There are three main authorization modes and two global Deny/Allow settings. The three main modes are:

  • ABAC
  • RBAC
  • Webhook.

They can be configured as kube-apiserver startup options:

  • --authorization-mode=ABAC

  • --authorization-mode=RBAC

  • --authorization-mode=Webhook

  • --authorization-mode=AlwaysDeny

  • --authorization-mode=AlwaysAllow

The authorization modes implement policies to allow requests. Attributes of the requests are checked against the policies (e.g. user, group, namespace, verb).

Attribute Based Access Control (ABAC)

It was the first authorization model in Kubernetes that allowed administrators to implement the right policies. Today, RBAC is becoming the default authorization mode.

Policies are defined in a JSON file and referenced to by a kube-apiserver startup option:

  • --authorization-policy-file=my_policy.json

For example, the policy file shown below authorizes user Bob to read pods in the namespace foobar:

{
"apiVersion": "abac.authorization.kubernetes.io/v1beta1",
"kind": "Policy",
"spec": {
"user": "bob",
"namespace": "foobar",
"resource": "pods",
"readonly": true
}
}

You can check other policy examples in the Kubernetes Documentation.

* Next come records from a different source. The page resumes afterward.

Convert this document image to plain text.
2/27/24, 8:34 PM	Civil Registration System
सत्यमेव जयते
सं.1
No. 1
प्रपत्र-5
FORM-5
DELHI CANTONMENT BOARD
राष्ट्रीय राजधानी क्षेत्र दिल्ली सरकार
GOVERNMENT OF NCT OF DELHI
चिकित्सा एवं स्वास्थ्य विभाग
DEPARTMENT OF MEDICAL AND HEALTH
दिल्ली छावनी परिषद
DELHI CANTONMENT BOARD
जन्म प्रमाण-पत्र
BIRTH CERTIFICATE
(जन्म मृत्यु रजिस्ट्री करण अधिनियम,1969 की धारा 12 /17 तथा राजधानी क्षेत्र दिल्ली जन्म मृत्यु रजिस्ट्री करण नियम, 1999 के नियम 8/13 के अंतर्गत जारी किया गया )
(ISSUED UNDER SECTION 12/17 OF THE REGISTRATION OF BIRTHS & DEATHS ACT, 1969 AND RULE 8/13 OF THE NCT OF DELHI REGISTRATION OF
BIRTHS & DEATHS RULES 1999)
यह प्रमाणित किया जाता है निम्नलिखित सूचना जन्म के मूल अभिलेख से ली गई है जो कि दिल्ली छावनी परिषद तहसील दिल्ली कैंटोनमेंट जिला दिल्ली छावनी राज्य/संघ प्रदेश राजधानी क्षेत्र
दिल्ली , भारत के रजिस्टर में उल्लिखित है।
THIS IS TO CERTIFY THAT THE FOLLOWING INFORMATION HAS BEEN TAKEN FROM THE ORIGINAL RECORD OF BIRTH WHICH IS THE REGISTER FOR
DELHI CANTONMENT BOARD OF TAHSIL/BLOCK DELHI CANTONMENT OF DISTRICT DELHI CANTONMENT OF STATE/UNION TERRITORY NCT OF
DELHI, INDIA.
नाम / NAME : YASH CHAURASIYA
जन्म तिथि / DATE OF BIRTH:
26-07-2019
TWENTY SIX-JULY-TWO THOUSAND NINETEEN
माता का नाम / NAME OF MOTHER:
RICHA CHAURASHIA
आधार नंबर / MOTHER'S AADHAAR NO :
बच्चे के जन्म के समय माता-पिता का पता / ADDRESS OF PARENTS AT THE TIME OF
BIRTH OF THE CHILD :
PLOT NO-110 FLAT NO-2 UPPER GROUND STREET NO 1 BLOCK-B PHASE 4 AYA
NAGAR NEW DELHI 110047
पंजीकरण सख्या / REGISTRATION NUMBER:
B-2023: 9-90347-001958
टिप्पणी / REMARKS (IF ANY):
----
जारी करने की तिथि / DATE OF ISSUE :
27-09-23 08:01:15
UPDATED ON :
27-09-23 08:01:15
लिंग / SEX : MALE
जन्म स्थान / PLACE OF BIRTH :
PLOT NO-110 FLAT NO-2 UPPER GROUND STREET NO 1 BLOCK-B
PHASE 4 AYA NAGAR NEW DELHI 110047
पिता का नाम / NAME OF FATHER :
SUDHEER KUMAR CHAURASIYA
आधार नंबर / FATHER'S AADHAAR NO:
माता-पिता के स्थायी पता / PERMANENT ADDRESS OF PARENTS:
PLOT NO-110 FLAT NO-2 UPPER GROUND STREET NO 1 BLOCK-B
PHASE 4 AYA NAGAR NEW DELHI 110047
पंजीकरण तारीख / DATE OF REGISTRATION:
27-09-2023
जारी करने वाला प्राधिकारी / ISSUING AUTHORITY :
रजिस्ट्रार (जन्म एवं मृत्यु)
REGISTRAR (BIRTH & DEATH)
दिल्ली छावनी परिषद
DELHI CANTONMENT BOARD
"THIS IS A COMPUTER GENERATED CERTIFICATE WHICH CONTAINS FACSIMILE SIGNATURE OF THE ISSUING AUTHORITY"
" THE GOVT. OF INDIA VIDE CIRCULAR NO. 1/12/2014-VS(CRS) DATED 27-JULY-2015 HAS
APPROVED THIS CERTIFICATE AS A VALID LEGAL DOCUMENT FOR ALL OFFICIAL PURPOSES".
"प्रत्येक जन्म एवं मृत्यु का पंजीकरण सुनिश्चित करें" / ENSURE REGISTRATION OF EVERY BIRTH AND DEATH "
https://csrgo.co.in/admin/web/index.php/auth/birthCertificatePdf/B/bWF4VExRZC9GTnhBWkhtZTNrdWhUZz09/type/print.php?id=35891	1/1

Role Based Access Control (RBAC)

All resources are modeled API objects in Kubernetes, from Pods to Namespaces. They also belong to API Groups, such as core and apps. These resources allow operations such as Create, Read, Update, and Delete (CRUD), which we have been working with so far. Operations are called verbs inside YAML files. Adding to these basic components, we will add more elements of the API, which can then be managed via RBAC.

Rules are operations which can act upon an API group. Roles are a group of rules which affect, or scope, a single namespace, whereas ClusterRoles have a scope of the entire cluster.

Each operation can act upon one of three subjects, which are User Accounts which don't exist as API objects, Service Accounts, and Groups which are known as clusterrolebinding when using kubectl.

RBAC is then writing rules to allow or deny operations by users, roles or groups upon resources.

While RBAC can be complex, the basic flow is to create a certificate for a user. As a user is not an API object of Kubernetes, we are requiring outside authentication, such as OpenSSL certificates. After generating the certificate against the cluster certificate authority, we can set that credential for the user using a context.

Roles can then be used to configure an association of apiGroups, resources, and the verbs allowed to them. The user can then be bound to a role limiting what and where they can work in the cluster.

Here is a summary of the RBAC process:

  1. Determine or create namespace

  2. Create certificate credentials for user

  3. Set the credentials for the user to the namespace using a context

  4. Create a role for the expected task set

  5. Bind the user to the role

  6. Verify the user has limited access.

Webhook

A Webhook is an HTTP callback, an HTTP POST that occurs when something happens; a simple event-notification via HTTP POST. A web application implementing Webhooks will POST a message to a URL when certain things happen.